Le Domaine Forget, nouvelle corde à l’arc de Mathieu Lussier

Pédagogue chevronné, Mathieu Lussier est d’autant plus à même de comprendre les rouages d’une académie comme celle du Domaine Forget.

Le Domaine Forget annonçait il y a quelques jours avoir arrêté son choix sur le bassoniste Mathieu Lussier pour succéder au directeur artistique Paul Fortin, qui quitte l’institution charlevoisienne après 11 ans. Le Soleil a rejoint l’heureux élu pour discuter de sa relation avec le Domaine et de ses idées quant à l’avenir de ce joueur essentiel de l’écosystème classique québécois.


«J’ai été stagiaire au Domaine en 1995 et depuis j’ai été invité régulièrement à me produire à son festival comme bassoniste ou comme chef avec Pentaèdre, les Violons du Roy et Arion. J’y ai aussi enregistré des disques. C’est un endroit que je connais et que j’aime beaucoup», résume le musicien, qui est directeur artistique de l’ensemble montréalais Arion depuis 2019 après avoir été assistant de Bernard Labadie aux Violons du Roy de 2012 à 2018.

«C’est un organisme extraordinaire, qui fonctionne bien, qui a une histoire, un rayonnement, qui est une grande famille aussi. J’ai un immense respect pour ça», ajoute le nouvel administrateur, qui sera en charge autant du volet «festival» que du volet «académie» du Domaine Forget.

Pédagogue chevronné (il est professeur et vice-doyen à l’Université de Montréal), Mathieu Lussier est autant plus à même de comprendre les rouages d’une académie comme celle du Domaine Forget, qui rassemble chaque été des musiciens de partout sur la planète pour perfectionner leur art auprès de maîtres reconnus.

Même s’il sera officiellement en poste à partir du 22 août, le musicien prévoit plusieurs allers-retours à Saint-Irénée dès cet été afin de rencontrer les différents artistes, professeurs et stagiaires qui animeront le Domaine et de «s’imprégner de la culture du lieu».
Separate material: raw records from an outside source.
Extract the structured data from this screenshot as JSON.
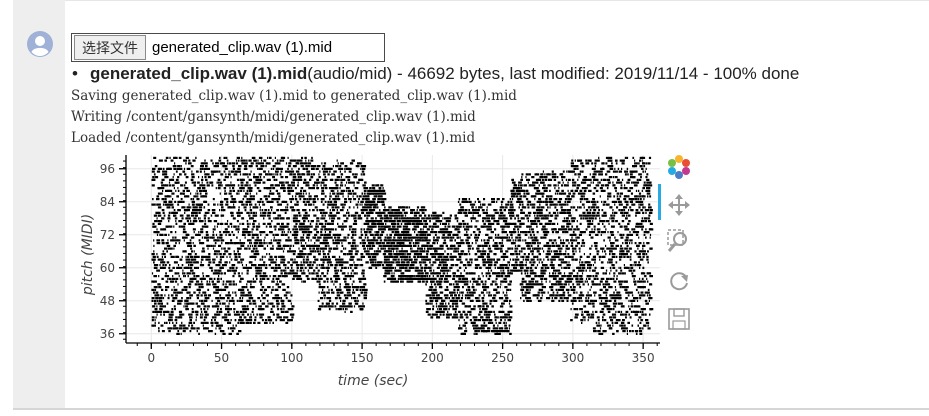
{
  "file_input": {
    "button_label": "选择文件",
    "file_name": "generated_clip.wav (1).mid"
  },
  "upload_status": {
    "file_name": "generated_clip.wav (1).mid",
    "details": "(audio/mid) - 46692 bytes, last modified: 2019/11/14 - 100% done"
  },
  "log_lines": [
    "Saving generated_clip.wav (1).mid to generated_clip.wav (1).mid",
    "Writing /content/gansynth/midi/generated_clip.wav (1).mid",
    "Loaded /content/gansynth/midi/generated_clip.wav (1).mid"
  ],
  "toolbar": {
    "items": [
      {
        "name": "bokeh-logo-icon"
      },
      {
        "name": "pan-icon"
      },
      {
        "name": "box-zoom-icon"
      },
      {
        "name": "reset-icon"
      },
      {
        "name": "save-icon"
      }
    ],
    "accent": "#26aae1"
  },
  "chart_data": {
    "type": "scatter",
    "title": "",
    "xlabel": "time (sec)",
    "ylabel": "pitch (MIDI)",
    "xlim": [
      -18,
      362
    ],
    "ylim": [
      33,
      101
    ],
    "x_ticks": [
      0,
      50,
      100,
      150,
      200,
      250,
      300,
      350
    ],
    "y_ticks": [
      36,
      48,
      60,
      72,
      84,
      96
    ],
    "grid": true,
    "mark_color": "#000000",
    "segments": [
      {
        "t0": 0,
        "t1": 12,
        "p0": 37,
        "p1": 100
      },
      {
        "t0": 12,
        "t1": 62,
        "p0": 36,
        "p1": 100
      },
      {
        "t0": 62,
        "t1": 100,
        "p0": 40,
        "p1": 100
      },
      {
        "t0": 100,
        "t1": 118,
        "p0": 55,
        "p1": 100
      },
      {
        "t0": 118,
        "t1": 152,
        "p0": 44,
        "p1": 99
      },
      {
        "t0": 152,
        "t1": 165,
        "p0": 60,
        "p1": 90
      },
      {
        "t0": 165,
        "t1": 195,
        "p0": 55,
        "p1": 82
      },
      {
        "t0": 195,
        "t1": 218,
        "p0": 42,
        "p1": 80
      },
      {
        "t0": 218,
        "t1": 255,
        "p0": 36,
        "p1": 85
      },
      {
        "t0": 255,
        "t1": 262,
        "p0": 58,
        "p1": 92
      },
      {
        "t0": 262,
        "t1": 298,
        "p0": 48,
        "p1": 95
      },
      {
        "t0": 298,
        "t1": 313,
        "p0": 40,
        "p1": 100
      },
      {
        "t0": 313,
        "t1": 355,
        "p0": 36,
        "p1": 100
      }
    ]
  }
}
À l’été 2023, sa présence sera toutefois requise à plein temps, ce qui ne pose aucun problème pour le Montréalais, qui avoue en riant qu’«il y a pire endroit pour passer trois mois l’été».

À l’écoute

Entre les deux, il faudra bien sûr mettre rapidement la main à la pâte pour préparer ce qui s’en vient. Mais pas question de tout chambouler d’emblée. «On ne parle pas de reconstruction, on ne parle pas de changement de cap. Je veux d’abord arriver avec beaucoup d’écoute par rapport à ce qui se fait déjà. Je ne me suis pas proposé comme un grand réformateur», avertit celui qui ne «veut pas arriver avec [s]es gros sabots», mais procéder «doucement et avec beaucoup d’humilité».

Mathieu Lussier profitera également de quelques collaborateurs expérimentés qui l’aideront à peaufiner la programmation très éclectique de ce lieu de diffusion faisant place autant à la musique classique et au jazz qu’à la danse, aux arts visuels et aux variétés.
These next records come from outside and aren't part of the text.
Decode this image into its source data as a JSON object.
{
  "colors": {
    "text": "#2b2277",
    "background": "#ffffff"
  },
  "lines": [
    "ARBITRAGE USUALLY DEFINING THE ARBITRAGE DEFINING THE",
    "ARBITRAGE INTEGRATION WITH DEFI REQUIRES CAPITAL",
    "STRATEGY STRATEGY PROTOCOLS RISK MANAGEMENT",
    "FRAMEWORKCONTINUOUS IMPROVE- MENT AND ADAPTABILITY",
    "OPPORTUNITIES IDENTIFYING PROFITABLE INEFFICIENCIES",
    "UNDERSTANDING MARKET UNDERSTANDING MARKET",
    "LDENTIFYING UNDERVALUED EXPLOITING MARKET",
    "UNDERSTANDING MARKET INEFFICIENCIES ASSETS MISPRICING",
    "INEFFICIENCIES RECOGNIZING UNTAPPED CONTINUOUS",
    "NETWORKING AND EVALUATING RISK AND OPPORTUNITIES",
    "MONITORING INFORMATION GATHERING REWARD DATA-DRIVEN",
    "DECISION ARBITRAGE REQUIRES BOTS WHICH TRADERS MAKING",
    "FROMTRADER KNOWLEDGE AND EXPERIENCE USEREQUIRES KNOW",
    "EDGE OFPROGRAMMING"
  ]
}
Le musicien n’en désire pas moins laisser sa marque, notamment en lien avec ses propres champs d’expertise que sont la musique ancienne et la musique française. «Chaque jour, ma liste de projets — qui me réveillent parfois la nuit — s’agrandit!» confie celui qui ne dirait pas non à une collaboration avec le Centre de musique baroque de Versailles pour un éventuel stage.

S’il entend continuer à ce que la programmation du Domaine fasse de la place aux deux ensembles auxquels il est rattaché (l’orchestre baroque Arion et le quintette à vent Pentaèdre), le bassoniste estime néanmoins qu’il reste essentiel de garder les liens privilégiés tissés de longue haleine avec des habitués comme les Violons du Roy, l’Orchestre symphonique de Québec et l’Orchestre Métropolitain, expliquant vouloir que «les gens se reconnaissent» en venant à Saint-Irénée.

Comment Mathieu Lussier prévoit-il concilier la direction artistique du Domaine Forget avec ses autres activités? «Si je ne considérais pas que j’avais le temps de le faire, je n’aurais pas proposé ma candidature, car j’ai trop de respect pour l’institution», dit-il, tout en avouant qu’il devrait probablement mettre en veilleuse son activité de musicien d’orchestre pigiste.

«Ça va être des années occupées, mais je suis à ce moment-là de ma vie. Une grosse partie des projets plus individuels que je voulais faire sont derrière moi, alors j’ai envie de me mettre au service d’une institution», conclut-il.